Janek dzisiaj wychodził ze szpitala. Jej siostra od razu ją poprawiła, że nie ze szpitala tylko z odwyku. No to fakt. Był na odtruciu po tym jak przeprowadził się do garażu i pił przemysłowe ilości alkoholu. Po miesiącu nie umiał już przestać.
Poszła do niego sprawdzić jak co dzień czy żyje. Wyglądał strasznie jak menel, jak bezdomny. Zasikany, obsrany, śmierdzący. Schudł tak, że spodnie mu się z tyłka zsuwały, a kości biodrowe sterczały jak dwie wierze. Trząsł się, z nosa i z ust ciekły mu strużki wszystkiego. Oczy zaropiałe, przekrwione. W garażu śmierdziało tak, że nie dało się tam wejść.
Kiedy wycofywała się, usłyszała chrapliwe – Pomóż mi…
Odwróciła się. Płakał. Prosił, żeby potrzymała go za ręce, że się boi, że nie potrafi przestać.
Płakała nad nim, nad sobą, nad dziećmi. Zadzwoniła po karetkę. Wzięli go bez słowa. Czuła tylko ich wzrok pełen litości i współczucia. Nie byli dla niego łaskawi. Owinęli go w koc termiczny i szurnęli tak jak stał do karetki.
Po kilku godzinach dostała telefon od pielęgniarki ze szpitala. Kobieta chyba jechała z nią na jednym wózku, bo bez zbędnego owijania udzieliła jej wszystkich informacji – umyty, stan ciężki, kroplówka, odtrucie, walczą o wątrobę. Trzecia doba będzie decydująca. Odłożyła słuchawkę i pojechała tak jak stała do szpitala.
Stała na tym korytarzu i modliła się do Matki Boskiej, żeby go ratowali, że jak oni go uratują to ona już nigdy nie krzyknie na dzieci i będzie dobra do teściowej i już nigdy nie tknie czekolady. Ile to już takich targów z siłą boską zawierała, ale Bóg jej nie słuchał.
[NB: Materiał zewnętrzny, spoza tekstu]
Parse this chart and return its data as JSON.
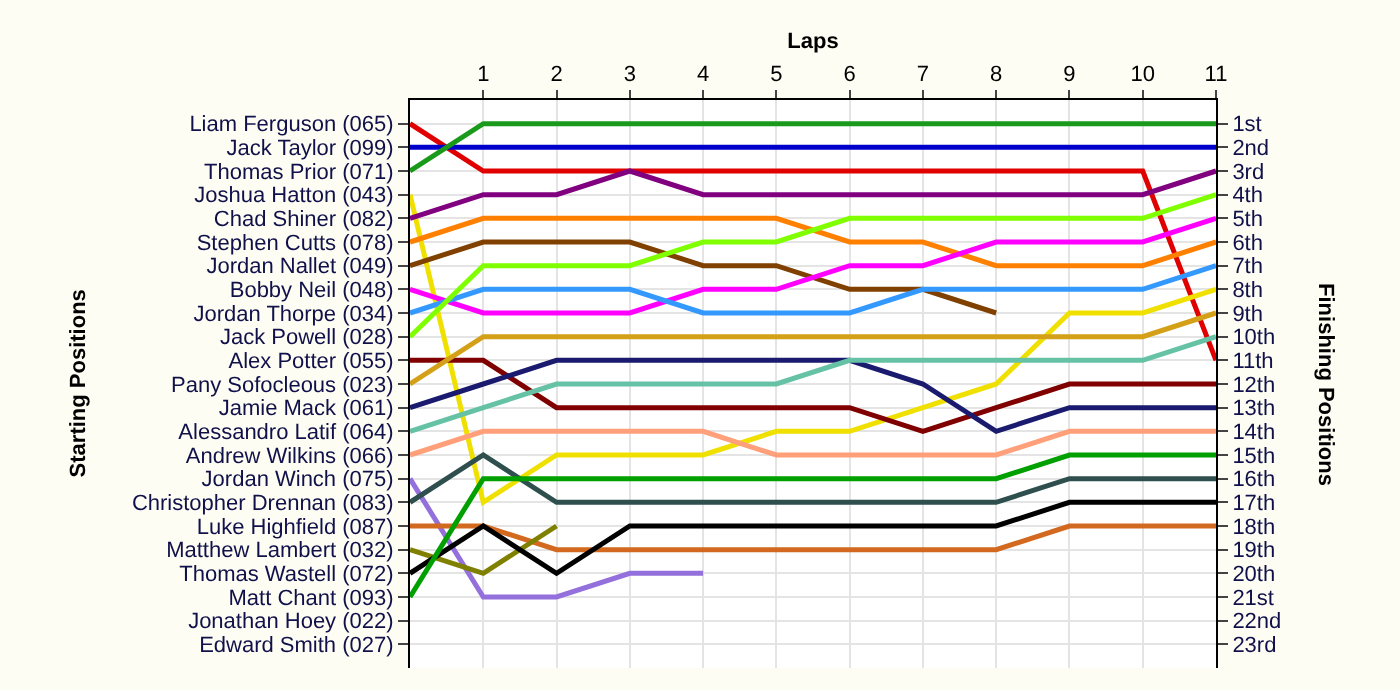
{
  "chart_data": {
    "type": "line",
    "xlabel": "Laps",
    "y2label": "Finishing Positions",
    "annotations": [
      "Starting Positions"
    ],
    "x": [
      0,
      1,
      2,
      3,
      4,
      5,
      6,
      7,
      8,
      9,
      10,
      11
    ],
    "xlim": [
      0,
      11
    ],
    "xticks": [
      1,
      2,
      3,
      4,
      5,
      6,
      7,
      8,
      9,
      10,
      11
    ],
    "y_categories": [
      "Liam Ferguson (065)",
      "Jack Taylor (099)",
      "Thomas Prior (071)",
      "Joshua Hatton (043)",
      "Chad Shiner (082)",
      "Stephen Cutts (078)",
      "Jordan Nallet (049)",
      "Bobby Neil (048)",
      "Jordan Thorpe (034)",
      "Jack Powell (028)",
      "Alex Potter (055)",
      "Pany Sofocleous (023)",
      "Jamie Mack (061)",
      "Alessandro Latif (064)",
      "Andrew Wilkins (066)",
      "Jordan Winch (075)",
      "Christopher Drennan (083)",
      "Luke Highfield (087)",
      "Matthew Lambert (032)",
      "Thomas Wastell (072)",
      "Matt Chant (093)",
      "Jonathan Hoey (022)",
      "Edward Smith (027)"
    ],
    "y2lim": [
      24,
      0
    ],
    "y2ticks": [
      {
        "value": 1,
        "label": "1st"
      },
      {
        "value": 2,
        "label": "2nd"
      },
      {
        "value": 3,
        "label": "3rd"
      },
      {
        "value": 4,
        "label": "4th"
      },
      {
        "value": 5,
        "label": "5th"
      },
      {
        "value": 6,
        "label": "6th"
      },
      {
        "value": 7,
        "label": "7th"
      },
      {
        "value": 8,
        "label": "8th"
      },
      {
        "value": 9,
        "label": "9th"
      },
      {
        "value": 10,
        "label": "10th"
      },
      {
        "value": 11,
        "label": "11th"
      },
      {
        "value": 12,
        "label": "12th"
      },
      {
        "value": 13,
        "label": "13th"
      },
      {
        "value": 14,
        "label": "14th"
      },
      {
        "value": 15,
        "label": "15th"
      },
      {
        "value": 16,
        "label": "16th"
      },
      {
        "value": 17,
        "label": "17th"
      },
      {
        "value": 18,
        "label": "18th"
      },
      {
        "value": 19,
        "label": "19th"
      },
      {
        "value": 20,
        "label": "20th"
      },
      {
        "value": 21,
        "label": "21st"
      },
      {
        "value": 22,
        "label": "22nd"
      },
      {
        "value": 23,
        "label": "23rd"
      }
    ],
    "grid": true,
    "marker": "none",
    "line_style": "solid",
    "series": [
      {
        "axis": "y2",
        "color": "#e00000",
        "values": [
          1,
          3,
          3,
          3,
          3,
          3,
          3,
          3,
          3,
          3,
          3,
          11
        ]
      },
      {
        "axis": "y2",
        "color": "#0000cc",
        "values": [
          2,
          2,
          2,
          2,
          2,
          2,
          2,
          2,
          2,
          2,
          2,
          2
        ]
      },
      {
        "axis": "y2",
        "color": "#1a9a1a",
        "values": [
          3,
          1,
          1,
          1,
          1,
          1,
          1,
          1,
          1,
          1,
          1,
          1
        ]
      },
      {
        "axis": "y2",
        "color": "#f0e000",
        "values": [
          4,
          17,
          15,
          15,
          15,
          14,
          14,
          13,
          12,
          9,
          9,
          8
        ]
      },
      {
        "axis": "y2",
        "color": "#800080",
        "values": [
          5,
          4,
          4,
          3,
          4,
          4,
          4,
          4,
          4,
          4,
          4,
          3
        ]
      },
      {
        "axis": "y2",
        "color": "#ff8000",
        "values": [
          6,
          5,
          5,
          5,
          5,
          5,
          6,
          6,
          7,
          7,
          7,
          6
        ]
      },
      {
        "axis": "y2",
        "color": "#804000",
        "values": [
          7,
          6,
          6,
          6,
          7,
          7,
          8,
          8,
          9,
          null,
          null,
          null
        ]
      },
      {
        "axis": "y2",
        "color": "#ff00ff",
        "values": [
          8,
          9,
          9,
          9,
          8,
          8,
          7,
          7,
          6,
          6,
          6,
          5
        ]
      },
      {
        "axis": "y2",
        "color": "#3399ff",
        "values": [
          9,
          8,
          8,
          8,
          9,
          9,
          9,
          8,
          8,
          8,
          8,
          7
        ]
      },
      {
        "axis": "y2",
        "color": "#80ff00",
        "values": [
          10,
          7,
          7,
          7,
          6,
          6,
          5,
          5,
          5,
          5,
          5,
          4
        ]
      },
      {
        "axis": "y2",
        "color": "#800000",
        "values": [
          11,
          11,
          13,
          13,
          13,
          13,
          13,
          14,
          13,
          12,
          12,
          12
        ]
      },
      {
        "axis": "y2",
        "color": "#d4a017",
        "values": [
          12,
          10,
          10,
          10,
          10,
          10,
          10,
          10,
          10,
          10,
          10,
          9
        ]
      },
      {
        "axis": "y2",
        "color": "#1a1a6e",
        "values": [
          13,
          12,
          11,
          11,
          11,
          11,
          11,
          12,
          14,
          13,
          13,
          13
        ]
      },
      {
        "axis": "y2",
        "color": "#66c2a5",
        "values": [
          14,
          13,
          12,
          12,
          12,
          12,
          11,
          11,
          11,
          11,
          11,
          10
        ]
      },
      {
        "axis": "y2",
        "color": "#ffa07a",
        "values": [
          15,
          14,
          14,
          14,
          14,
          15,
          15,
          15,
          15,
          14,
          14,
          14
        ]
      },
      {
        "axis": "y2",
        "color": "#9370db",
        "values": [
          16,
          21,
          21,
          20,
          20,
          null,
          null,
          null,
          null,
          null,
          null,
          null
        ]
      },
      {
        "axis": "y2",
        "color": "#2f4f4f",
        "values": [
          17,
          15,
          17,
          17,
          17,
          17,
          17,
          17,
          17,
          16,
          16,
          16
        ]
      },
      {
        "axis": "y2",
        "color": "#d2691e",
        "values": [
          18,
          18,
          19,
          19,
          19,
          19,
          19,
          19,
          19,
          18,
          18,
          18
        ]
      },
      {
        "axis": "y2",
        "color": "#808000",
        "values": [
          19,
          20,
          18,
          null,
          null,
          null,
          null,
          null,
          null,
          null,
          null,
          null
        ]
      },
      {
        "axis": "y2",
        "color": "#000000",
        "values": [
          20,
          18,
          20,
          18,
          18,
          18,
          18,
          18,
          18,
          17,
          17,
          17
        ]
      },
      {
        "axis": "y2",
        "color": "#00a000",
        "values": [
          21,
          16,
          16,
          16,
          16,
          16,
          16,
          16,
          16,
          15,
          15,
          15
        ]
      }
    ]
  }
}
Dzisiaj było jej tak bardzo go żal. Biedny. Tak się zmarnował.
„Alkoholizm jest ciężką niezawinioną chorobą, niech Pani się na niego nie złości.” – Powiedział jej profesor od uzależnień w Gnieźnie. Powiedział jej też, żeby nie dawała mu komfortu picia. Że największym grzechem alkoholika nie jest to, że pije tylko to, że nie chce się leczyć. A największym grzechem współuzależnionej jest to, że chcąc mu pomoc wspiera jego picie i się nie leczy.” Musisz chodzić na terapię kochana i czytać, czytać… Musisz być ekspertem od alkoholizmu i współuzależnienia.”